Nicolas de Staël (1913-1955) est exposé à Paris. Peintre né à Saint-Pétersbourg dans une famille noble qui émigre au moment de la révolution bolchévique en Pologne où ses parents décèdent, il est ensuite accueilli dans une famille aimante en Belgique avec ses deux sœurs où sa passion pour la peinture est révélée. Il poursuit ensuite son chemin en France (il est naturalisé en 1948) jusqu’à son suicide à Antibes à l’âge de 41 ans. Personnalité « intranquille et mélancolique » il vit des passions amoureuses tout au long de sa vie et l’éloignement de Jeanne Polge, le dernier amour de sa vie, n’est sans doute pas étranger à sa fin tragique. Jeanne lui avait été présentée par René Char avec qui le peintre entretint une forte amitié, parfois houleuse.
La rétrospective suit l’inspiration et le travail de l’artiste tout au long de sa trop courte vie, en commençant par les tableaux abstraits, un peu confus et torturés, à base de couleurs sombres, noir ou marron.
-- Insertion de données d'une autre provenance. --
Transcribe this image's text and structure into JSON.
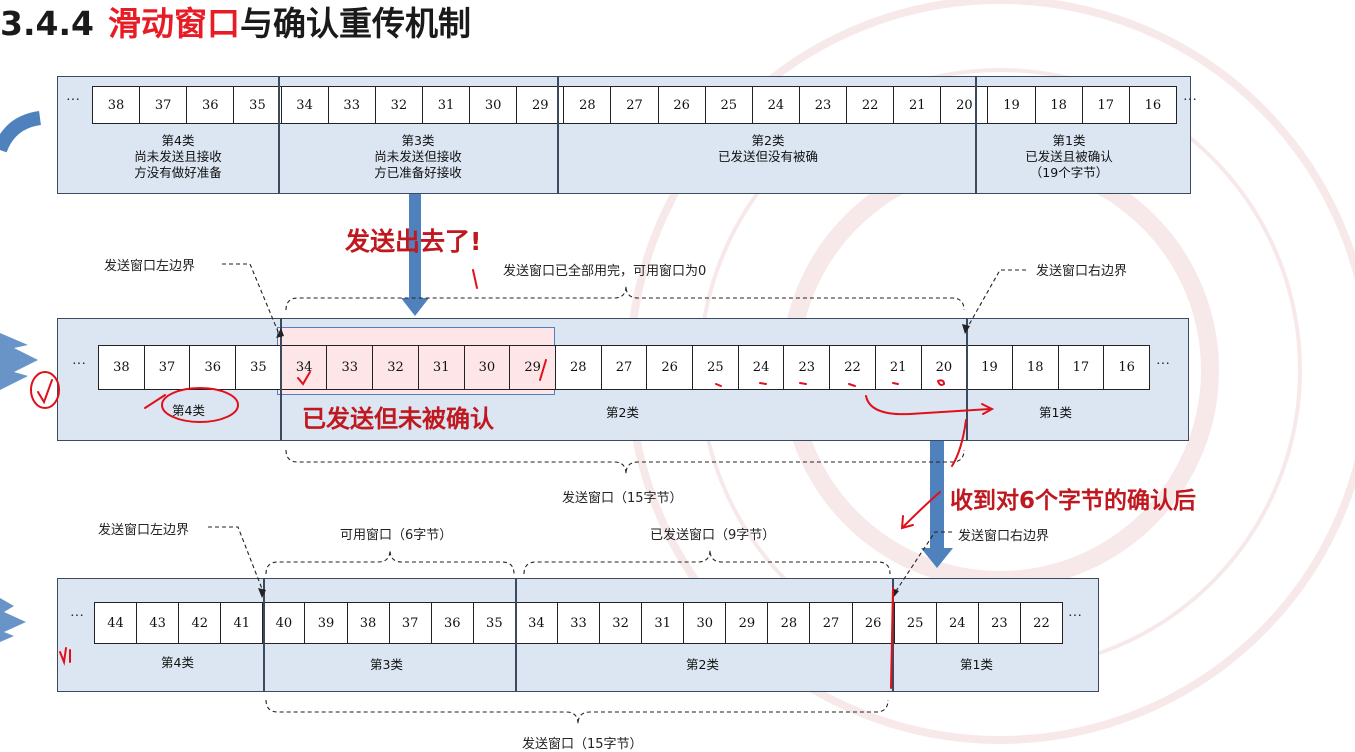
{
  "title": {
    "number": "3.4.4",
    "red_part": "滑动窗口",
    "black_part": "与确认重传机制"
  },
  "ellipsis": "···",
  "diagram1": {
    "seq": [
      "38",
      "37",
      "36",
      "35",
      "34",
      "33",
      "32",
      "31",
      "30",
      "29",
      "28",
      "27",
      "26",
      "25",
      "24",
      "23",
      "22",
      "21",
      "20",
      "19",
      "18",
      "17",
      "16"
    ],
    "categories": [
      {
        "lines": [
          "第4类",
          "尚未发送且接收",
          "方没有做好准备"
        ]
      },
      {
        "lines": [
          "第3类",
          "尚未发送但接收",
          "方已准备好接收"
        ]
      },
      {
        "lines": [
          "第2类",
          "已发送但没有被确"
        ]
      },
      {
        "lines": [
          "第1类",
          "已发送且被确认",
          "（19个字节）"
        ]
      }
    ]
  },
  "diagram2": {
    "seq": [
      "38",
      "37",
      "36",
      "35",
      "34",
      "33",
      "32",
      "31",
      "30",
      "29",
      "28",
      "27",
      "26",
      "25",
      "24",
      "23",
      "22",
      "21",
      "20",
      "19",
      "18",
      "17",
      "16"
    ],
    "categories": [
      "第4类",
      "第2类",
      "第1类"
    ],
    "left_edge_label": "发送窗口左边界",
    "right_edge_label": "发送窗口右边界",
    "top_brace_label": "发送窗口已全部用完，可用窗口为0",
    "bottom_brace_label": "发送窗口（15字节）"
  },
  "diagram3": {
    "seq": [
      "44",
      "43",
      "42",
      "41",
      "40",
      "39",
      "38",
      "37",
      "36",
      "35",
      "34",
      "33",
      "32",
      "31",
      "30",
      "29",
      "28",
      "27",
      "26",
      "25",
      "24",
      "23",
      "22"
    ],
    "categories": [
      "第4类",
      "第3类",
      "第2类",
      "第1类"
    ],
    "left_edge_label": "发送窗口左边界",
    "right_edge_label": "发送窗口右边界",
    "brace_usable": "可用窗口（6字节）",
    "brace_sent": "已发送窗口（9字节）",
    "bottom_brace_label": "发送窗口（15字节）"
  },
  "callouts": {
    "sent_out": "发送出去了!",
    "sent_unacked": "已发送但未被确认",
    "received_ack": "收到对6个字节的确认后"
  },
  "colors": {
    "title_red": "#e81c24",
    "callout_red": "#c0181f",
    "panel_fill": "#dce6f2",
    "arrow_blue": "#4f81bd",
    "highlight_pink": "#fde5e8",
    "ink_red": "#e0101a"
  }
}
Différents voyages et résidences au sud de la France et en Italie vont progressivement ouvrir le peintre à la couleur dont le musée d’Art Moderne présente nombre d’œuvres flamboyantes illustrant ses séjours à Antibes, en Normandie, au Lavandou, en Sicile, en Ile-de-France ; des paysages dessinés à gros traits entassés de peinture épaisse, des couleurs éclatantes et originales relatant la vision très singulière du peintre, des formes floues évoquant des personnages sur la plage ou des bateaux en mer, des perspectives très épurées ; mais aussi des portraits du même acabit, notamment celui de sa fille Anne qui raconte dans une vidéo qu’elle avait 11 ans quand son père l’a fait poser dix minutes dans la maison de Ménerbes pour peindre ensuite la toile présentée aujourd’hui, une merveille de couleurs, de silhouette esquissée et de formes floues et fuyantes dont la grâce restitue toute la fragilité de l’adolescente. Il y a aussi nombre de tableaux des femmes qui l’ont inspiré, toujours de la même veine, des formes de corps évoquées dans la couleur plus que de véritables portraits.
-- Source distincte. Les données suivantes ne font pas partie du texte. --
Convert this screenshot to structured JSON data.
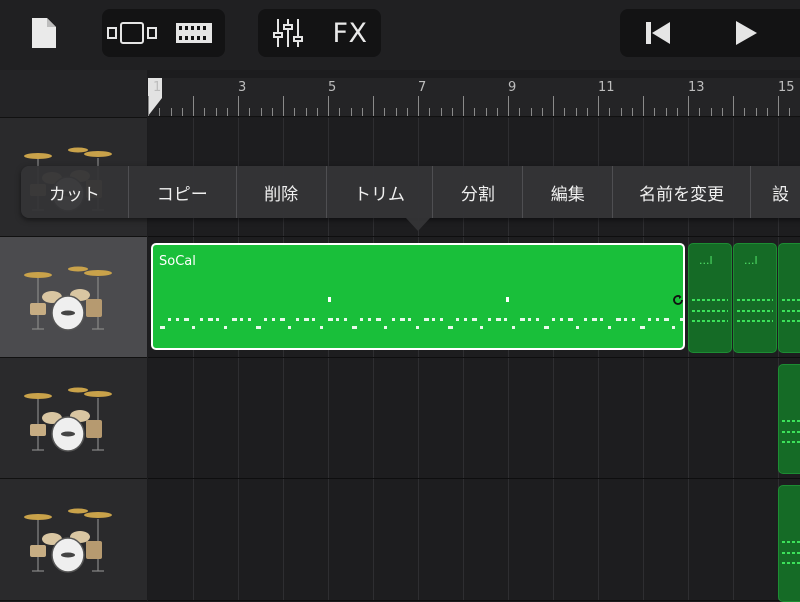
{
  "toolbar": {
    "icons": [
      "document-icon",
      "tracks-view-icon",
      "live-loops-icon",
      "mixer-icon",
      "rewind-icon",
      "play-icon"
    ],
    "fx_label": "FX"
  },
  "ruler": {
    "bars": [
      "1",
      "3",
      "5",
      "7",
      "9",
      "11",
      "13",
      "15"
    ]
  },
  "tracks": [
    {
      "instrument": "drum-kit"
    },
    {
      "instrument": "drum-kit",
      "selected": true
    },
    {
      "instrument": "drum-kit"
    },
    {
      "instrument": "drum-kit"
    }
  ],
  "region": {
    "name": "SoCal"
  },
  "mini_regions": [
    {
      "label": "...l"
    },
    {
      "label": "...l"
    }
  ],
  "context_menu": {
    "items": [
      "カット",
      "コピー",
      "削除",
      "トリム",
      "分割",
      "編集",
      "名前を変更",
      "設"
    ]
  },
  "colors": {
    "region_green": "#19bf3a",
    "region_dark_green": "#156b26",
    "background": "#1c1c1e"
  }
}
De Staël a commencé à vendre et exposer ses toiles dans les années 1950 et put sortir ainsi progressivement de la précarité matérielle qui a marqué ses débuts. Curieux et l’œil toujours en éveil il peint aussi des tableaux de grande dimension après avoir assisté à des concerts de musique, classique et jazz, ou à des matchs de football. Travailleur acharné il laisse de nombreuses toiles inachevées à sa mort en 1955.
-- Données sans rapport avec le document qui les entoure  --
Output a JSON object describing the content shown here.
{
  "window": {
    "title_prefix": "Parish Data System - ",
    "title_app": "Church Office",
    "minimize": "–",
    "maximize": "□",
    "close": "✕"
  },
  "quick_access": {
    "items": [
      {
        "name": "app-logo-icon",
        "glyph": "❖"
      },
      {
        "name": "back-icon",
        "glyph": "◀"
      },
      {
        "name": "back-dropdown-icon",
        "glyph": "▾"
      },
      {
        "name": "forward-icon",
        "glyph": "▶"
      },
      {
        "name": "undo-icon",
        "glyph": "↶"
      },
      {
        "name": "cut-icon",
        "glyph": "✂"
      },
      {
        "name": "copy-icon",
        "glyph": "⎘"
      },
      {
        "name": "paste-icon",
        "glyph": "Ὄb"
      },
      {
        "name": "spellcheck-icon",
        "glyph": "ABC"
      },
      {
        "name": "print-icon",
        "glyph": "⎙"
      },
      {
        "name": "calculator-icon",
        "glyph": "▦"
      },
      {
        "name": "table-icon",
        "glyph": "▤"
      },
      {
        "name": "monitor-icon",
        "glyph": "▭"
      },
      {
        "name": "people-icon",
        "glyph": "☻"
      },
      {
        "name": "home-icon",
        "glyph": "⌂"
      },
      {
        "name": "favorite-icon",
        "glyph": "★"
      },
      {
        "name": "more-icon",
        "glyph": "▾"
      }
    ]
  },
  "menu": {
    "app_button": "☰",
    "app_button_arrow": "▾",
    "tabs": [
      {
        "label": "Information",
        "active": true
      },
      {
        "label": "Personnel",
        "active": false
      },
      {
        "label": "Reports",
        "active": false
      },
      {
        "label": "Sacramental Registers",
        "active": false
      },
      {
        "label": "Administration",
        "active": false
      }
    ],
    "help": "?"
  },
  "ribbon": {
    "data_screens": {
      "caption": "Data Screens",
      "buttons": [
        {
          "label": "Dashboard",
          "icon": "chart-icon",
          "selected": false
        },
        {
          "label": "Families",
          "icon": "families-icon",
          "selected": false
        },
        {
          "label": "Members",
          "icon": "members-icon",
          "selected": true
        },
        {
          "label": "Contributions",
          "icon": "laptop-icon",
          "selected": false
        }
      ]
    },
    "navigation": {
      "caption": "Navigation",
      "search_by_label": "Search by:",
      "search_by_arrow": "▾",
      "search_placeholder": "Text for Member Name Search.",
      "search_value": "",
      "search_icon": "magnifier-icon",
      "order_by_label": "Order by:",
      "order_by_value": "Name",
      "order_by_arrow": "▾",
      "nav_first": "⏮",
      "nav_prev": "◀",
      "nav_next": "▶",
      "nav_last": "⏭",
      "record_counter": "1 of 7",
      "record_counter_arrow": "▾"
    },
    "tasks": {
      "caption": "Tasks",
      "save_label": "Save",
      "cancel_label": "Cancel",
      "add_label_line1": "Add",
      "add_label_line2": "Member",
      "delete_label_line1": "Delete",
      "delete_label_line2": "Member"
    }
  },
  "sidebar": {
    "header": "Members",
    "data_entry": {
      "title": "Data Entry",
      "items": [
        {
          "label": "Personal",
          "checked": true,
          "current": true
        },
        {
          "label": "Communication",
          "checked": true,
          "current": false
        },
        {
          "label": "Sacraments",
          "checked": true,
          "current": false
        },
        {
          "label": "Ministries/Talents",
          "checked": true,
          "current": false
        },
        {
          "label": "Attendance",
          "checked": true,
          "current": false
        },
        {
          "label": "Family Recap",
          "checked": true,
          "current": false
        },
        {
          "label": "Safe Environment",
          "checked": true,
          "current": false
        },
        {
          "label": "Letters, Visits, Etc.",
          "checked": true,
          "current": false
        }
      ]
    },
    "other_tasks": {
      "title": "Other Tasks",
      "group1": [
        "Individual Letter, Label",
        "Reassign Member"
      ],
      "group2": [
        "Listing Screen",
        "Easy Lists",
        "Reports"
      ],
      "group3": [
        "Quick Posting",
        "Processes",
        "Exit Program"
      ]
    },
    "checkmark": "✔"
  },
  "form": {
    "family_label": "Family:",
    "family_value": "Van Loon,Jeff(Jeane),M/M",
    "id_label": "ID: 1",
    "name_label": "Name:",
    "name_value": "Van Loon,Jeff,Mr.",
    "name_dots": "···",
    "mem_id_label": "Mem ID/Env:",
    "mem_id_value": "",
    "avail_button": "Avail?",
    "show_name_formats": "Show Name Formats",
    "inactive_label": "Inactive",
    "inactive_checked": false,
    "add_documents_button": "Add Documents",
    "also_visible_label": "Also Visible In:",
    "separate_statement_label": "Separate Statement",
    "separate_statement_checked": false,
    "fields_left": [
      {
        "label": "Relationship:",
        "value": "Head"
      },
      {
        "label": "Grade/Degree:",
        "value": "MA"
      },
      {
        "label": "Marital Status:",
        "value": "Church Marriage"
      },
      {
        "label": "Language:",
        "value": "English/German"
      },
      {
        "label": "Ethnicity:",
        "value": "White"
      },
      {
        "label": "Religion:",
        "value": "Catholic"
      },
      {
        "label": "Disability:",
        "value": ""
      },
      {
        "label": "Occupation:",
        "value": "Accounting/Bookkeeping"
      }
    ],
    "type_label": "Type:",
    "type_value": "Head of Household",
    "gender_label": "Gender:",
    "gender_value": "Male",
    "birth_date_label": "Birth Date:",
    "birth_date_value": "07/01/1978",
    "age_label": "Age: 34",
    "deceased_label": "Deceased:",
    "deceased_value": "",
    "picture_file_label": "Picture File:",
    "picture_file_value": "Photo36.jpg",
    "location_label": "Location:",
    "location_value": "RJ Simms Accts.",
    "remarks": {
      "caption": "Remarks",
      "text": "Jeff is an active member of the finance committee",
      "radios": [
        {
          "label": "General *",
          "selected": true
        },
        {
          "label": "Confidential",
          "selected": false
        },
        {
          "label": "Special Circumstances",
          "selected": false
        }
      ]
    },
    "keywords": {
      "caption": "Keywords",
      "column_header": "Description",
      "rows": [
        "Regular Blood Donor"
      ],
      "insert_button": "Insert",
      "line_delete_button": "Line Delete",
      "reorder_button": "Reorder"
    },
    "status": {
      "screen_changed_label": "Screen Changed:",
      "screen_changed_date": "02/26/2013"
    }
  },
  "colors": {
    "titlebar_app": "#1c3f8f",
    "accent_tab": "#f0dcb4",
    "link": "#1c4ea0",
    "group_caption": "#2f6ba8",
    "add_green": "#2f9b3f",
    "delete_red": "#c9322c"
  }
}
Nicolas de Staël fut un peintre fulgurant, emporté par ses passions, qui a marqué son époque. Ami de Braque, de Char, de Boulez, il a développé une insatiable soif de vivre que son œil et son talent hors du commun lui ont permis de restituer sur des toiles magiques. Quelle tristesse qu’il n’ait pu résister au côté sombre de sa personnalité qui lui fit interrompre prématurément sa vie et une œuvre artistique importante !
Toute ma vie j’ai eu besoin de penser peinture, de voir des tableaux, de faire de la peinture pour m’aider à vivre, me libérer de toutes les impressions, toutes les sensations, toutes les inquiétudes auxquelles je n’ai jamais trouvé d’autres issues que la peinture.